1. Field of the Invention
The present invention relates to an authentication method between an Optical Line Terminal (OLT) and an Optical Network Unit (ONU) newly connected thereto in an Ethernet Passive Optical Network (EPON), and more particularly to an authentication method for link protection in the EPON, which can be applied to a data link layer and can support link protection.
2. Description of the Related Art
When a new device attempts to connect to a network, which implements security measures, via a connection point, authentication of the device is performed at the connection point. In order to maintain the security of the network, it is required to check the authenticity of a device newly connecting to the network. The authentication is performed to determine whether or not the device is an authorized entity. After the authentication is performed, cryptography is applied to a link connecting the network connection point and the device based on the authentication information, and then the connection of the device to the secure network is completed so that the device can begin communication via the network.
The authentication is typically performed via an authentication server in the network. The device attempting to connect to the network performs authentication via the authentication server and various authentication protocols. The authentication protocols are typically based on password-based identification, a challenge and response technique, and zero-knowledge proof.

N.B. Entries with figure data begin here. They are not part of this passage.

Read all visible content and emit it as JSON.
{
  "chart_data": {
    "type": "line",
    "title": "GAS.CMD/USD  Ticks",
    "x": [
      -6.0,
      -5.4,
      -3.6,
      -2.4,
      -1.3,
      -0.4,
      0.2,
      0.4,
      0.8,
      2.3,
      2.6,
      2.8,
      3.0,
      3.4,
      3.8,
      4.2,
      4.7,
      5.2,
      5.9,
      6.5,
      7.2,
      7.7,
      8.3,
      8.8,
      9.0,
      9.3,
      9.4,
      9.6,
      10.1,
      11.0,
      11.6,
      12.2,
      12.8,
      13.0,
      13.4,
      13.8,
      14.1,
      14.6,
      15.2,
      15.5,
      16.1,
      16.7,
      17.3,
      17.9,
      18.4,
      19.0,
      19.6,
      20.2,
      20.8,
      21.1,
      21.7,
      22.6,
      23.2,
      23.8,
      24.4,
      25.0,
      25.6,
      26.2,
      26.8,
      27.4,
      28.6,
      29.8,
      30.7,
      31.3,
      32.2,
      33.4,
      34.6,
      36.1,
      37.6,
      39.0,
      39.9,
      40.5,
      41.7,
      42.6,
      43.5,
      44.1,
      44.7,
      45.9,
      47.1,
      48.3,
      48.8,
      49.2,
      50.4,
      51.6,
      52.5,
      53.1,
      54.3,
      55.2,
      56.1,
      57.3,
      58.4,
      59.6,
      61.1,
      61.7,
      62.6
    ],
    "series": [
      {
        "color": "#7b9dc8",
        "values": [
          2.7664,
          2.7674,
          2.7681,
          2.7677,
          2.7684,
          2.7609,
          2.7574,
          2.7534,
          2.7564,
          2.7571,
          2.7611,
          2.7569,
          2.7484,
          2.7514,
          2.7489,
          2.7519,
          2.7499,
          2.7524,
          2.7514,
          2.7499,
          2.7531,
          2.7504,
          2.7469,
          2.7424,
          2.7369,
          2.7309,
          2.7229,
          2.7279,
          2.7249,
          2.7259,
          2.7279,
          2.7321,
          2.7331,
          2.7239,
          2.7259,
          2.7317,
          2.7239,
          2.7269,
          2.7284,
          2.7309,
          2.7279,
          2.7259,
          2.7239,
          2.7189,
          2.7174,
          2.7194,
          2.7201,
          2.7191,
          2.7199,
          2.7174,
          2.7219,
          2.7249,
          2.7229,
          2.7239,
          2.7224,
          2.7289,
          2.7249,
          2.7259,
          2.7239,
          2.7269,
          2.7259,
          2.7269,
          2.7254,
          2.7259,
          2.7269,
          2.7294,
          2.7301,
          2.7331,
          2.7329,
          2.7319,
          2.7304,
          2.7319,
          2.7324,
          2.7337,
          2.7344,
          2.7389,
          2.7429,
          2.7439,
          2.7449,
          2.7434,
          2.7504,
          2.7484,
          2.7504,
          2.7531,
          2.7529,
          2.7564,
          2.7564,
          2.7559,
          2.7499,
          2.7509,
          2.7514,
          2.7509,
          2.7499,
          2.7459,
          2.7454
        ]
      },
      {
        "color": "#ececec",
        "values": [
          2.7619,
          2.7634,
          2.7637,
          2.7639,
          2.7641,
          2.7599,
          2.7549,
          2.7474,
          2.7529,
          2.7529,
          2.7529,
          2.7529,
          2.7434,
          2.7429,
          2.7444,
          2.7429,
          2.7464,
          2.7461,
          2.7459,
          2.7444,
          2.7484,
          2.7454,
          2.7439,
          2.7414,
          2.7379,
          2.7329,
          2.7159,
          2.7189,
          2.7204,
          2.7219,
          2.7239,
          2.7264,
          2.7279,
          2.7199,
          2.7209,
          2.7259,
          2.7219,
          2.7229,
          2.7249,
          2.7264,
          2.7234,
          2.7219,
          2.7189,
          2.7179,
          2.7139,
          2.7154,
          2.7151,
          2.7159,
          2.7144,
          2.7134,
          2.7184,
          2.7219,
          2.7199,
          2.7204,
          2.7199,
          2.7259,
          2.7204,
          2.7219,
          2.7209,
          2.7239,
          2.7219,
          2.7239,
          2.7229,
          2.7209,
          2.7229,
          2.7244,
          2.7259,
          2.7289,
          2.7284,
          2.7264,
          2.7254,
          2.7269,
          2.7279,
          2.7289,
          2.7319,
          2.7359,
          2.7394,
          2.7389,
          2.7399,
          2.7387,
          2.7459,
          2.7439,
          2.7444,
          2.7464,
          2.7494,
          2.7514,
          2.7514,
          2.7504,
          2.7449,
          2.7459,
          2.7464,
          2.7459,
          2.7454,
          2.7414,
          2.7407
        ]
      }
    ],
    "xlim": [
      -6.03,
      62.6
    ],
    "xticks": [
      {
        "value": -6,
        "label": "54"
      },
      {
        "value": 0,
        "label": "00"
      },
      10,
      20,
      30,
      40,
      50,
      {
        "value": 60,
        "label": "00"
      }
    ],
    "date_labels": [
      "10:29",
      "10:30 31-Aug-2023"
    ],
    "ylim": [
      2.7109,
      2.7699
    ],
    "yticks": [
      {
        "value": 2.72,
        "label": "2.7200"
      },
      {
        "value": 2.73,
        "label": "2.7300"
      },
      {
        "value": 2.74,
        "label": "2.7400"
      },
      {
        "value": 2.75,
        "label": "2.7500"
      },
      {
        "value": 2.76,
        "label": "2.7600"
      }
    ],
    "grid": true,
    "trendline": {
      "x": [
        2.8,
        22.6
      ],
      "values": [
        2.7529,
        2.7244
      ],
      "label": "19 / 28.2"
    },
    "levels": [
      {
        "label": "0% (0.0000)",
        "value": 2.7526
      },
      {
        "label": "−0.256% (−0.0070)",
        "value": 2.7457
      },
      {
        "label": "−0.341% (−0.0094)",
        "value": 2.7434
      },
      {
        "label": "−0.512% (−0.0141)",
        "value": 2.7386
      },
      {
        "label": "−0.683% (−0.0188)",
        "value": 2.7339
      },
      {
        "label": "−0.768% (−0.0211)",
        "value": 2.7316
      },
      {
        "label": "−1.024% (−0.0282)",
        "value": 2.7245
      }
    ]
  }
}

Among the authentication methods, the password-based authentication method is most commonly used. In this method, if a device inputs an ID and a password for its authentication, the authentication server determines whether or not the input ID and password are identical to those stored in the server to determine whether or not the device can access resources requested by the device. The password is secret information of 6 to 8 bytes prescribed between the device and the authentication server. The password must be generated such that it is not easy for attackers to find the password. The password needs to be changed periodically. Typically, the password is transmitted after conversion into a hash value generated by a known hash function. One example of the password-based authentication method uses one-time passwords. This method changes the password each time the device performs authentication. The device sets an initial value x0 as secret information, and calculates xi=h(xi−1) using a known one-way hash function h(xi), where “i” is an integer in the range of “1” to “n”. The device transmits the calculated value xn−1 as its password to the authentication server, and the authentication server converts the corresponding password into a hash value to determine whether or not the received value xn−1 corresponds to the ID of the device, and updates the corresponding password stored in the authentication server with the received value xn−1.
The challenge and response technique is a method in which a device provides its own secret information to the server in order to prove to the server that the device is an authorized user of the server. In this technique, if the server generates a random value and sends a challenge message to the device, the device encrypts the challenge message using a shared key, and sends the encrypted challenge message, together with its identification data, to the server. The server searches for and retrieves the challenge message transmitted to the device on the basis of the identification data received from the device, and encrypts the retrieved challenge message using the shared key and compares it with the challenge message received from the device, thereby authenticating the device.
Finally, the zero-knowledge proof technique is a method in which a device informs the server that the device has its own secret information, without exposing any information about the secret information. This technique is based on an interactive proof scheme in which the device and the server exchange a number of messages corresponding to challenges and responses, where the exchanged messages generally depend on random numbers. For example, in the zero-knowledge proof technique, the authentication server initially selects a number n=pq where “p” and “q” are prime numbers, and stores the prime number “p” and “q” and publicizes the number “n”. The device selects a secret number “s” relatively prime to “n” and calculates v=s2modn, and then registers the value “v” as its public key in the server. The device again selects a random number “r”, and generates a value x=r2modn, and transfers the generated value “x” to the server. The server selects e=0,1 and transmits it to the device. In response to this, the device transmits y=r·semod n to the server. The server then determines whether or not y2=x·v2(mod n). The server accepts the connection of the device to the server if y2=x·v2(mod n), otherwise it rejects the connection.
As described above, most conventional authentication technologies require an authentication server and thus require techniques for communication and management of servers. This indicates that the conventional authentication technologies incur additional costs for implementing a network.
Since the conventional authentication techniques require communication between the authentication server and the device, the authentication techniques are applied to the network layer, which is different from cryptography techniques that are applied to the data link layer. This applied layer difference causes no problem if the device requires authentication but does not require cryptography. However, in most cases, if authentication is completed, the device is given a key that can be used in cryptography and that is provided to the data link layer. Thus, in the conventional authentication methods, an authentication module must control both frames applied to the data link layer and frames applied to the network layer, because there is a need to provide an interface between the layers. This results in high complexity for a communication protocol and a control technique.
In addition, the conventional authentication methods use one-way authentication techniques to authenticate a device newly connected to a network connection point, so that a process for authentication has an asymmetric structure. Thus, a device newly connected to the network may need to have two processes for the next device to be connected to the network. This causes a waste of resources and requires that a key distribution technique necessary for a device to use cryptography be asymmetric, so that one-way feature is also added to key updating, thereby reducing the flexibility of a key management technique.